After a seemingly-fabulous start, I almost immediately hit a stumbling block which has stoppered me since my last post. The problem: awesome, soothing colors in an actual xterm; angry fruit salad fail in iTerm. I have just now worked out the problem.
The problem was not that iTerm didn’t have its terminal mode set to xterm-256color. The problem was also not that I didn’t have TERM set to xterm-256color. The problem was that, unlike xterm itself, iTerm is not capable of redefining colors.
A digression on color in curses programming: you can’t just say “make this text blue”, even though the standard curses libraries define a constant COLOR_BLUE for you to use as a handle on things you want to be blue. You must define foreground/background pairs of colors, and then say “make this text be drawn with this pair”.
Dropping down a level, the predefined color constants simply evaluate to color numbers, and so, of course, you can define a pair by using bare color numbers as well. In fact, if you want to work in high-color mode, you’ll have to do so because there are only 8 constants defined. This is where my problems begin. Well, actually, they start here:
curses.init_color(color_number, r, g, b)
- Changes the definition of a color, taking the number of the color to be changed followed by three RGB values (for the amounts of red, green, and blue components).
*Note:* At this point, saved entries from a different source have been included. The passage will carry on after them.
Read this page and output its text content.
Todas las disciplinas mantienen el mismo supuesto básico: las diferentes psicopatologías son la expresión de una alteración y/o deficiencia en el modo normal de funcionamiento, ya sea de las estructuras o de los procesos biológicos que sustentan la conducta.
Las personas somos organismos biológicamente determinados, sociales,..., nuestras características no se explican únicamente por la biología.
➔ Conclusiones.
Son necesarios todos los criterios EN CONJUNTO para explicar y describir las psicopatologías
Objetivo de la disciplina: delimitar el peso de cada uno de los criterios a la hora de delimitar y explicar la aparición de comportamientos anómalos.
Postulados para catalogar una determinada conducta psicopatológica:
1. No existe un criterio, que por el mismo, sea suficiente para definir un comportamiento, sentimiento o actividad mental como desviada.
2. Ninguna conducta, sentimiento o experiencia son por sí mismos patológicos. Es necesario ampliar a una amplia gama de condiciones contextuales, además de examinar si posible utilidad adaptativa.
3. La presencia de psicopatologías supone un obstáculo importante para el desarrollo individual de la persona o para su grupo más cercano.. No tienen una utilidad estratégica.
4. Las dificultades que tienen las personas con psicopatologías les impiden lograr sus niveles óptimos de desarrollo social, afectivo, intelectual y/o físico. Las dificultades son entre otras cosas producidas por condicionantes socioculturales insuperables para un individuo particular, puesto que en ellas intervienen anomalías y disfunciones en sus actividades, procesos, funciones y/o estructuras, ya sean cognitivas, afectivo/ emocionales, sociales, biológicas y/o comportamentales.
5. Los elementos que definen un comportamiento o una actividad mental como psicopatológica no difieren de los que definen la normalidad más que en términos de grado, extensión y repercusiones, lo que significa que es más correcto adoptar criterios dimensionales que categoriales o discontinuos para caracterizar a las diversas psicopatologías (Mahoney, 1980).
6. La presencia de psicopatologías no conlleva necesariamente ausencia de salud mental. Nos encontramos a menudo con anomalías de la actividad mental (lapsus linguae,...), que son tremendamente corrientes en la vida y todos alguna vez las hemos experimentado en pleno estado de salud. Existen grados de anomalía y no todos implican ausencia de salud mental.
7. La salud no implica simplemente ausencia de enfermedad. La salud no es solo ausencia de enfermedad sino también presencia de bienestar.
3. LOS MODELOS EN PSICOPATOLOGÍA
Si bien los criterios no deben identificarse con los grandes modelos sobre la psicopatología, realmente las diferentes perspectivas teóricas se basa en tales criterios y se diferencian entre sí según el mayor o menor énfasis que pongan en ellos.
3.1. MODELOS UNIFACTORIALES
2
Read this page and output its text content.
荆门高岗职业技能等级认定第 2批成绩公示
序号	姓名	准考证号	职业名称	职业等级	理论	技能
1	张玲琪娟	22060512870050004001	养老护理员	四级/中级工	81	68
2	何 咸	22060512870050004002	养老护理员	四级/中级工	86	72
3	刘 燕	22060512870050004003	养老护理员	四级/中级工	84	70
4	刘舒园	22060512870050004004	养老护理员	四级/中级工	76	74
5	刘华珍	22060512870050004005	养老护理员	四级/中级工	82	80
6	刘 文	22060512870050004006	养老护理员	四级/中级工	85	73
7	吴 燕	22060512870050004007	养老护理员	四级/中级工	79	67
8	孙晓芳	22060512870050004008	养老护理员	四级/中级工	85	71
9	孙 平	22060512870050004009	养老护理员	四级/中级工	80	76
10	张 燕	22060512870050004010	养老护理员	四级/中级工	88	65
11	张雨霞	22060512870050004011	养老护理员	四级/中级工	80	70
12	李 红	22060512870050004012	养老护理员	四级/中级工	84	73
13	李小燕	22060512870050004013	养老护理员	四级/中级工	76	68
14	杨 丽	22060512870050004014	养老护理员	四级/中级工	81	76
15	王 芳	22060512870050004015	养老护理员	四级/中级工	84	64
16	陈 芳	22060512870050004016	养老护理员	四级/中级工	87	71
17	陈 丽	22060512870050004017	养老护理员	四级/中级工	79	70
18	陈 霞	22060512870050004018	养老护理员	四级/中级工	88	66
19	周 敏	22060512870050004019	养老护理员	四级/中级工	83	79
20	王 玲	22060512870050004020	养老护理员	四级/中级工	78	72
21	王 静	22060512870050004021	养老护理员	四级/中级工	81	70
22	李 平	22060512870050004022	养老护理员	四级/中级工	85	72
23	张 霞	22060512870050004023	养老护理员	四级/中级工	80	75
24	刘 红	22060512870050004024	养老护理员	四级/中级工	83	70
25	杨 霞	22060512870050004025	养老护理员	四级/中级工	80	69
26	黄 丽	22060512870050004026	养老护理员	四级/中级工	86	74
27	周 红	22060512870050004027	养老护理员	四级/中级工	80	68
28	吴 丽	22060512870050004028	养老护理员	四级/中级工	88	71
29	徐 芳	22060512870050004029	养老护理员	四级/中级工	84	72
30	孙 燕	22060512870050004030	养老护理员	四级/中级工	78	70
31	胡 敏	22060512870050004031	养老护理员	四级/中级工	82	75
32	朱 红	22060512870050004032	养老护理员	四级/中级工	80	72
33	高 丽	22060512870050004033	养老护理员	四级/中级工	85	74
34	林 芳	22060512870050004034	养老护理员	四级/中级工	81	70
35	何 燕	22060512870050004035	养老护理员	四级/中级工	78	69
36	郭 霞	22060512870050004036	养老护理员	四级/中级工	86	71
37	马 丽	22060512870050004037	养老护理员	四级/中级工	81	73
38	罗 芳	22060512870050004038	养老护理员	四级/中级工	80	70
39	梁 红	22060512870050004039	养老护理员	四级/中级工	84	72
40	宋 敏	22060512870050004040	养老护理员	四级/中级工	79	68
The value of color_number must be between 0 and COLORS. Each of r, g, b, must be a value between 0 and 1000. When init_color() is used, all occurrences of that color on the screen immediately change to the new definition. This function is a no-op on most terminals; it is active only if can_change_color() returns 1.
Since I knew I wanted to play with high-color, so after asking xterm if can_change_color() was true in the REPL, I blithely started defining my own colors, starting with a color_number of 1. I then completely forgot about this part:
This function is a no-op on most terminals
I never asked iTerm about can_change_color(). It can’t. And since it can’t, it turns out that it predefines 256 colors for you, laid out along a standard color cube with a grayscale ramp at the end. I had also expected init_color() to fail loudly (because most things do), even though the docs clearly define it as a no-op. So it happily no-opped away, and all my “custom” color pairs were set up using the predefined colors.
And since I was defining a big gradient grid using 11 colors, every one of the color numbers in my pair definitions fell within the standard 16 color gamut.
The lesson: if you’re going to play with not only high-color, but custom colors, be sure to test for can_change_color() in your code, and have an alternate set of color pairs set up for terminals which can’t define custom colors.